ARTICLE DE JEAN-MARC SAURET

L’être humain a une aptitude merveilleuse au déni

mardi 19 janvier 2021

« L’être humain a une aptitude merveilleuse au déni! » déclarait, dans une longue chronique au Journal du Dimanche, le psychiatre Christophe André, à propos du contexte des confinements en cette année 2020. Il l’avait agrémenté de quelques sentences lapidaires, précises et parlantes, explicitant son propos : – « On doit réapprendre à faire un tri parmi nos peurs. » – « Une civilisation peut être passionnante et brillante malgré le poids de l’incertitude et de l’adversité. » – « Je ne renonce pas à vivre, sortir, parler ou travailler. Mais je le fais en adoptant des comportements adaptés et proportionnés au danger. » – « Il y a ce malentendu qui consiste à penser l’instant présent comme un refuge court-termiste. »- « Grâce à la pandémie, je sais que c’est génial de pouvoir être assis à une terrasse de café et bavarder! Et je le savourerai pleinement le temps venu! » 

Ces sentences réalistes et directes nous renvoient au fait que la réalité est bien dans nos têtes, dans notre regard sur le monde, sur l’environnement et les faits. Il s’agit d’un « relu » et d’un « revécu » à l’aune de nos représentations (culture) et nécessités (matérielles ou idéelles).

Christophe André avait observé, comme l’avait relaté aussi Boris Cyrulnik, que pendant les crises, on n’écoute plus les gens qui ne pensent pas comme nous, parce que, justement, ils dérangent le « confort » et la sécurité qu’offrent nos garde-fous mentaux.

Alors, nombre d’observateurs, psychologues, sociologues, politologues et autres observaient qu’ « Un nouveau confinement drastique cliverait définitivement le pays entre résignés et indignés. » Il se trouve que le phénomène d’acceptation est une démarche active dans laquelle on reconnaît le réel. On ne se dit pas « c’est bien » mais « c’est là », et on décide de composer avec ce « réel » là. La  seule question est donc : qu’est-ce que je fais avec ça? Les observateurs économiques disent que pour justement des raisons économiques, on ne peut pas se permettre un nouveau confinement drastique. Et les observateurs en sciences humaines montrent que pour des raisons sociologiques aussi, cela cliverait définitivement le pays entre résignés et indignés, et tout pourrait bien alors exploser en affrontements.

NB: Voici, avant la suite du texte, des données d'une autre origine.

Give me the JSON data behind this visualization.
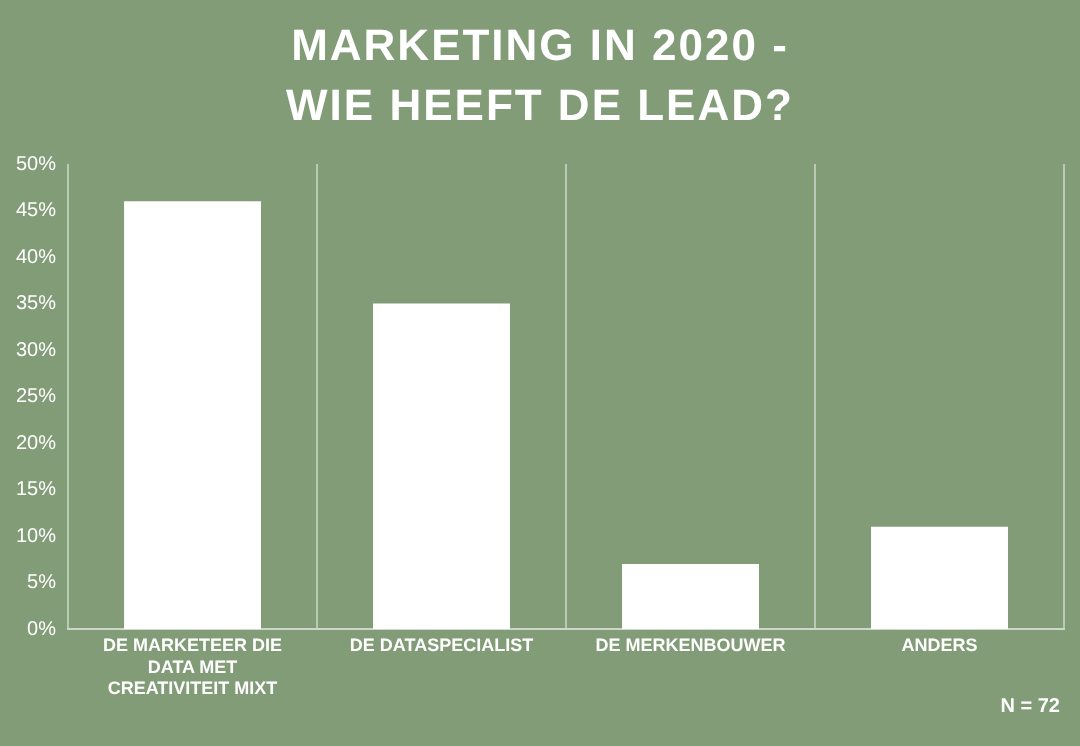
{
  "chart_data": {
    "type": "bar",
    "title": "MARKETING IN 2020 - WIE HEEFT DE LEAD?",
    "categories": [
      "DE MARKETEER DIE DATA MET CREATIVITEIT MIXT",
      "DE DATASPECIALIST",
      "DE MERKENBOUWER",
      "ANDERS"
    ],
    "values": [
      46,
      35,
      7,
      11
    ],
    "color": "#ffffff",
    "ylim": [
      0,
      50
    ],
    "yticks": [
      {
        "value": 0,
        "label": "0%"
      },
      {
        "value": 5,
        "label": "5%"
      },
      {
        "value": 10,
        "label": "10%"
      },
      {
        "value": 15,
        "label": "15%"
      },
      {
        "value": 20,
        "label": "20%"
      },
      {
        "value": 25,
        "label": "25%"
      },
      {
        "value": 30,
        "label": "30%"
      },
      {
        "value": 35,
        "label": "35%"
      },
      {
        "value": 40,
        "label": "40%"
      },
      {
        "value": 45,
        "label": "45%"
      },
      {
        "value": 50,
        "label": "50%"
      }
    ],
    "grid": "x",
    "legend": false,
    "annotations": [
      "N = 72"
    ]
  }
}
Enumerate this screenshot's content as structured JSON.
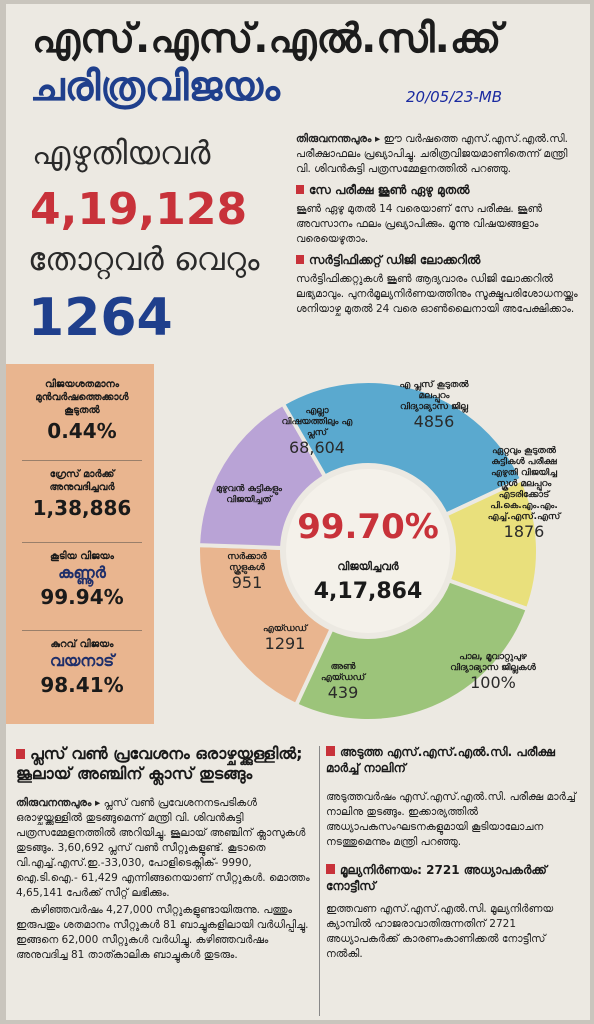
{
  "headline": {
    "line1": "എസ്.എസ്.എൽ.സി.ക്ക്",
    "line2": "ചരിത്രവിജയം",
    "handwritten_note": "20/05/23-MB"
  },
  "left_figures": {
    "wrote_label": "എഴുതിയവർ",
    "wrote_value": "4,19,128",
    "failed_label": "തോറ്റവർ വെറും",
    "failed_value": "1264"
  },
  "intro": {
    "lead": "തിരുവനന്തപുരം ▸",
    "text": "ഈ വർഷത്തെ എസ്.എസ്.എൽ.സി. പരീക്ഷാഫലം പ്രഖ്യാപിച്ചു. ചരിത്രവിജയമാണിതെന്ന് മന്ത്രി വി. ശിവൻകുട്ടി പത്രസമ്മേളനത്തിൽ പറഞ്ഞു."
  },
  "say_exam": {
    "heading": "സേ പരീക്ഷ ജൂൺ ഏഴു മുതൽ",
    "text": "ജൂൺ ഏഴു മുതൽ 14 വരെയാണ് സേ പരീക്ഷ. ജൂൺ അവസാനം ഫലം പ്രഖ്യാപിക്കും. മൂന്നു വിഷയങ്ങളാം വരെയെഴുതാം."
  },
  "certificate": {
    "heading": "സർട്ടിഫിക്കറ്റ് ഡിജി ലോക്കറിൽ",
    "text": "സർട്ടിഫിക്കറ്റുകൾ ജൂൺ ആദ്യവാരം ഡിജി ലോക്കറിൽ ലഭ്യമാവും. പുനർമൂല്യനിർണയത്തിനും സൂക്ഷ്മപരിശോധനയ്ക്കും ശനിയാഴ്ച മുതൽ 24 വരെ ഓൺലൈനായി അപേക്ഷിക്കാം."
  },
  "side_stats": [
    {
      "label": "വിജയശതമാനം മുൻവർഷത്തെക്കാൾ കൂടുതൽ",
      "value": "0.44%"
    },
    {
      "label": "ഗ്രേസ് മാർക്ക് അനുവദിച്ചവർ",
      "value": "1,38,886"
    },
    {
      "label": "കൂടിയ വിജയം",
      "place": "കണ്ണൂർ",
      "value": "99.94%"
    },
    {
      "label": "കുറവ് വിജയം",
      "place": "വയനാട്",
      "value": "98.41%"
    }
  ],
  "donut": {
    "center_value": "99.70%",
    "center_label": "വിജയിച്ചവർ",
    "center_count": "4,17,864",
    "colors": {
      "tan": "#e9b58f",
      "purple": "#b9a3d6",
      "blue": "#5aa9cf",
      "yellow": "#e9e07c",
      "green": "#9cc47a",
      "center": "#f4f1ea"
    },
    "segments": [
      {
        "label": "എല്ലാ വിഷയത്തിലും എ പ്ലസ്",
        "value": "68,604"
      },
      {
        "label": "എ പ്ലസ് കൂടുതൽ മലപ്പുറം വിദ്യാഭ്യാസ ജില്ല",
        "value": "4856"
      },
      {
        "label": "ഏറ്റവും കൂടുതൽ കുട്ടികൾ പരീക്ഷ എഴുതി വിജയിച്ച സ്കൂൾ മലപ്പുറം എടരിക്കോട് പി.കെ.എം.എം. എച്ച്.എസ്.എസ്",
        "value": "1876"
      },
      {
        "label": "പാല, മൂവാറ്റുപുഴ വിദ്യാഭ്യാസ ജില്ലകൾ",
        "value": "100%"
      },
      {
        "label": "അൺ എയ്ഡഡ്",
        "value": "439"
      },
      {
        "label": "എയ്ഡഡ്",
        "value": "1291"
      },
      {
        "label": "സർക്കാർ സ്കൂളുകൾ",
        "value": "951"
      },
      {
        "label": "മുഴുവൻ കുട്ടികളും വിജയിച്ചത്",
        "value": ""
      }
    ]
  },
  "plus_one": {
    "heading": "പ്ലസ് വൺ പ്രവേശനം ഒരാഴ്ചയ്ക്കുള്ളിൽ; ജൂലായ് അഞ്ചിന് ക്ലാസ് തുടങ്ങും",
    "lead": "തിരുവനന്തപുരം ▸",
    "text1": "പ്ലസ് വൺ പ്രവേശനനടപടികൾ ഒരാഴ്ചയ്ക്കുള്ളിൽ തുടങ്ങുമെന്ന് മന്ത്രി വി. ശിവൻകുട്ടി പത്രസമ്മേളനത്തിൽ അറിയിച്ചു. ജൂലായ് അഞ്ചിന് ക്ലാസുകൾ തുടങ്ങും. 3,60,692 പ്ലസ് വൺ സീറ്റുകളുണ്ട്. കൂടാതെ വി.എച്ച്.എസ്.ഇ.-33,030, പോളിടെക്നിക്- 9990, ഐ.ടി.ഐ.- 61,429 എന്നിങ്ങനെയാണ് സീറ്റുകൾ. മൊത്തം 4,65,141 പേർക്ക് സീറ്റ് ലഭിക്കും.",
    "text2": "കഴിഞ്ഞവർഷം 4,27,000 സീറ്റുകളുണ്ടായിരുന്നു. പത്തും ഇരുപതും ശതമാനം സീറ്റുകൾ 81 ബാച്ചുകളിലായി വർധിപ്പിച്ചു. ഇങ്ങനെ 62,000 സീറ്റുകൾ വർധിച്ചു. കഴിഞ്ഞവർഷം അനുവദിച്ച 81 താത്കാലിക ബാച്ചുകൾ തുടരും."
  },
  "next_exam": {
    "heading": "അടുത്ത എസ്.എസ്.എൽ.സി. പരീക്ഷ മാർച്ച് നാലിന്",
    "text": "അടുത്തവർഷം എസ്.എസ്.എൽ.സി. പരീക്ഷ മാർച്ച് നാലിനു തുടങ്ങും. ഇക്കാര്യത്തിൽ അധ്യാപകസംഘടനകളുമായി കൂടിയാലോചന നടത്തുമെന്നും മന്ത്രി പറഞ്ഞു."
  },
  "evaluation": {
    "heading": "മൂല്യനിർണയം: 2721 അധ്യാപകർക്ക് നോട്ടീസ്",
    "text": "ഇത്തവണ എസ്.എസ്.എൽ.സി. മൂല്യനിർണയ ക്യാമ്പിൽ ഹാജരാവാതിരുന്നതിന് 2721 അധ്യാപകർക്ക് കാരണംകാണിക്കൽ നോട്ടീസ് നൽകി."
  }
}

Même si cela arrivait, et même si reconfiner semble totalement inconcevable, on dirait que les politiques en auraient conscience.

Une autre constatation du psychiatre Christophe André est que « la répétition des épreuves aboutit à une habituation ou à une allergie. » On s’en arrange ou on s’en exonère. C’est aussi ce qu’il nous semble voir dans la période de fin de guerre en 45. Certains semblaient tirer quelques marrons du feu dans le marché noir ou la collaboration indirecte. D’autres continuaient à résister et combattre âprement, non pas par l’idéologie qu’ils affichaient mais plutôt par « insupportabilité ». Ainsi des postures radicales et atypiques apparaissaient : mon grand père qui avait « fait la guerre de 14-18 » conservait un certain dévouement à Pétain mais, lors de la seconde guerre mondiale, il ne supportait pas la présence allemande et nazie. Et donc il aidait les maquisards grâce à la facilité que lui conférait sa fonction de gendarme.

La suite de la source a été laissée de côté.